Editorially Independent Content

The Diopsys Visual Evoked Potential (VEP) and the Diopsys Pattern Electroretinography (ERG), which are modules of the Diopsys’ NOVA suite of vision tests, help me make clinical decisions and diagnose visual disorders and disease sooner. For patients with early glaucoma, ocular hypertension, drug toxicity such as Plaquenil, or other conditions, the pattern ERG and VEP modules can detect a disorder or disease earlier so referrals and treatment can be given sooner. In borderline cases, this can hopefully prevent vision loss.   

While insurance reimbursements for many diagnostic tests are being cut, the Diopsys is one test that Medicare and commercial insurers actually reimburse us for, in the range of $180 to $200 for a bilateral VEP or pattern ERG. So the best thing about the Diopsys is that this test is helping me make clinical decisions, and I can actually get paid for helping my patients.

Our primary reason for obtaining this technology is to catch diseases earlier. For our patients who are early glaucoma, glaucoma suspect, or who have ocular hypertension, we do visual fields and OCT of the optic nerves. And when there is damage on those, there is already ganglion cell death, and that’s not good for the patient.

So the pattern ERG and VEP pick up damage while the cells are still suffering so I’m able to treat these patient much earlier, when I’m in those borderline states, to hopefully prevent vision loss.

In the end, I’ve been able to use the Diopsys technology for a lot of other conditions, including early age-related macular degeneration or epiretinal membrane, and again in those borderline cases, it helps make the difference.

I’ve actually caught two cases of Plaquenil toxicity—cases I would never have caught—and saved the eyesight of these two patients.  Color vision testing, visual field testing, OCT of the macula, they were normal. But with pattern ERG testing, they actually had damage on their low contrast testing and I was able to inform their rheumatologist that they should probably change medications before the cells died resulting in permanent damage.

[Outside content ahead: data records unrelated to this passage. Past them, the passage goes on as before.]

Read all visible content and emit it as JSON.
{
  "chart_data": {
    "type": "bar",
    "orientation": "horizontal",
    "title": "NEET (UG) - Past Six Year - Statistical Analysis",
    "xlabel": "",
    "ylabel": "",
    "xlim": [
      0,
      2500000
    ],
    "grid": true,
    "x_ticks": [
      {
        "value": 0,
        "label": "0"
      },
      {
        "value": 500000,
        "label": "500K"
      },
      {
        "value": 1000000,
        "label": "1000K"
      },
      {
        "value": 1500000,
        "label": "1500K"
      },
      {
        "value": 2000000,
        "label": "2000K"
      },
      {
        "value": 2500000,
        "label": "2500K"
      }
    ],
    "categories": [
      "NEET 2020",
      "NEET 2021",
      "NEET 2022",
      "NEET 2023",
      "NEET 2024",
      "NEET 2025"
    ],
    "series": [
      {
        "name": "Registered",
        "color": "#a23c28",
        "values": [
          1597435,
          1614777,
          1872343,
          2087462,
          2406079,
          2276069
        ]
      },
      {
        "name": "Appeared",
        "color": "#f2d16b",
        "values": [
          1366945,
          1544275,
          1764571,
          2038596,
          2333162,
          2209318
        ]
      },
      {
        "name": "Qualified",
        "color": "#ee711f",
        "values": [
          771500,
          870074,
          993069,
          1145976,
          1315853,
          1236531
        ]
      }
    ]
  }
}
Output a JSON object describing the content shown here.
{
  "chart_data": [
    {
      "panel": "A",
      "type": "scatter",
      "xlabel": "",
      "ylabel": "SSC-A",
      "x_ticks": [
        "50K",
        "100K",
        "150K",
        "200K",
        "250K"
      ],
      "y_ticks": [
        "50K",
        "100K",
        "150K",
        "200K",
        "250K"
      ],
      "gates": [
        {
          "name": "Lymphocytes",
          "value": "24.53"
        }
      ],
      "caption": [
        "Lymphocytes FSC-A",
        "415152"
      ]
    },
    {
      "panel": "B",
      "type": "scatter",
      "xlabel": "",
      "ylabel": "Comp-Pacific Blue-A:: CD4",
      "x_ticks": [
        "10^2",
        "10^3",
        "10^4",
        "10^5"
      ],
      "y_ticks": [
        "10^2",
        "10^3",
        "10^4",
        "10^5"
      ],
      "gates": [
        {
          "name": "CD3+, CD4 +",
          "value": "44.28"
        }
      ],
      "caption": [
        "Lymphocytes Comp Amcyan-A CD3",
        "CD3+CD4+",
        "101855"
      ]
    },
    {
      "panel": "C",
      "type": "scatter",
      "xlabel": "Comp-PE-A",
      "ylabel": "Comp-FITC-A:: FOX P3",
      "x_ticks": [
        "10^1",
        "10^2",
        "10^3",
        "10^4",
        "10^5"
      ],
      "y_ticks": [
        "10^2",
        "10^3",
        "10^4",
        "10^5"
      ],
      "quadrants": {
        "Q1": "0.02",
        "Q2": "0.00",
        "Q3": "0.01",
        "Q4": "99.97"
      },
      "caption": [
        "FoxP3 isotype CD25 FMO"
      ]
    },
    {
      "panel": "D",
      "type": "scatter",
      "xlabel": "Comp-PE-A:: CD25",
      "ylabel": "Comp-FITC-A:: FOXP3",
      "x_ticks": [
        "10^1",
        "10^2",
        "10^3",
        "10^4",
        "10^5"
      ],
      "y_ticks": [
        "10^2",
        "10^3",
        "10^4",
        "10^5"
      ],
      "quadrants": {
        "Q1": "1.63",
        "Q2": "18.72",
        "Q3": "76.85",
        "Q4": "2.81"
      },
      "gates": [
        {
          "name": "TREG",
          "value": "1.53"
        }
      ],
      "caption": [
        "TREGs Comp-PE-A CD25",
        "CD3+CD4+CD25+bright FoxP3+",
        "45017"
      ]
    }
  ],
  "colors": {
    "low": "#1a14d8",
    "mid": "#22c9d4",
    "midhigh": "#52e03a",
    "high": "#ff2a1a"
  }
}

I also use the Diopsys in early diabetic retinopathy, nonproliferative diabetic retinopathy, where OCT of the macula is normal and they’re seeing fairly well. Since there is no clinically significant macular edema yet, I don’t know if they’re at risk until I refer them to the retinal specialist for treatment. When the pattern ERG shows damage or suggests there might be damage, then I know they need to get that referral earlier.

On the pattern ERG, there’s a concentric stimulus and a diffuse contrast setting for different conditions. The focal concentric is more for macular degeneration and drug toxicity like Plaquenil and the diffuse contrast is more for conditions like diabetic retinopathy and any of the glaucomas.

The Visual Evoked Potential module is more for any disease process pre-optic nerve as well as at the optic nerve. So you can also use the VEP in your analysis for glaucoma patients and anything that might be affecting the visual pathway before it hits the optic nerve. In multiple sclerosis patients, I always obtain a baseline VEP so I can decipher if any future optic neuritis event has affected visual function from baseline. It’s also been especially helpful in evaluating patients who are not verbal, or patients who are malingerers, to detect and treat their problems.

If you need to figure out where the problem is, the VEP might decipher if there is something along the visual pathway if everything in the retina and the optic nerve is normal. In other words, it can really help you distinguish in a diagnostic way where visual field testing or OCT of the optic nerve, or OCT of the macula is normal. We’ve found a couple of brain tumors with this technology where the visual field testing was normal. So it’s already impacting a lot of patients in my practice that I would probably have missed without this technology.

While the Diopsys system has wheels that enable it to be moved from room to room within an office when space is needed, it’s not designed to be moved from one office location to another. That’s because the technology could get damaged in a car or truck or other mode of transportation without proper packaging.

Initially, there are some challenges to the set-up of the Diopsys system. As long as you prepare properly, it will connect to your EHR. Just make sure you have a port to plug it into where you intend to put the unit so that your implementation is not delayed. You should also put it a dark, quiet room dedicated to this type of diagnostic testing. But with proper planning, the transition should be very smooth.

Testing with the Diopsys takes at most 10 minutes because the technician has to put a little disposable strip under the patient’s bottom eyelid. The strip doesn’t touch the eye at all, and it’s the only disposable supply you might have to replace down the road. It’s fairly inexpensive once you’ve bought the machine with the only cost is replacing these disposable electrode strips based on usage

I would highly recommend the Diopsys system to my colleagues. I wish I knew about it sooner. It’s really electrophysiology as a diagnostic tool, and while it can seem a little overwhelming at first, they’ve made it really simple.

There’s a new module coming out called Flicker ERG that might help determine if taking out the patient’s cataract will help when there is more than one pathology present such as an ERM or early AMD changes. So I can’t wait for that module and I highly recommend this to my colleagues.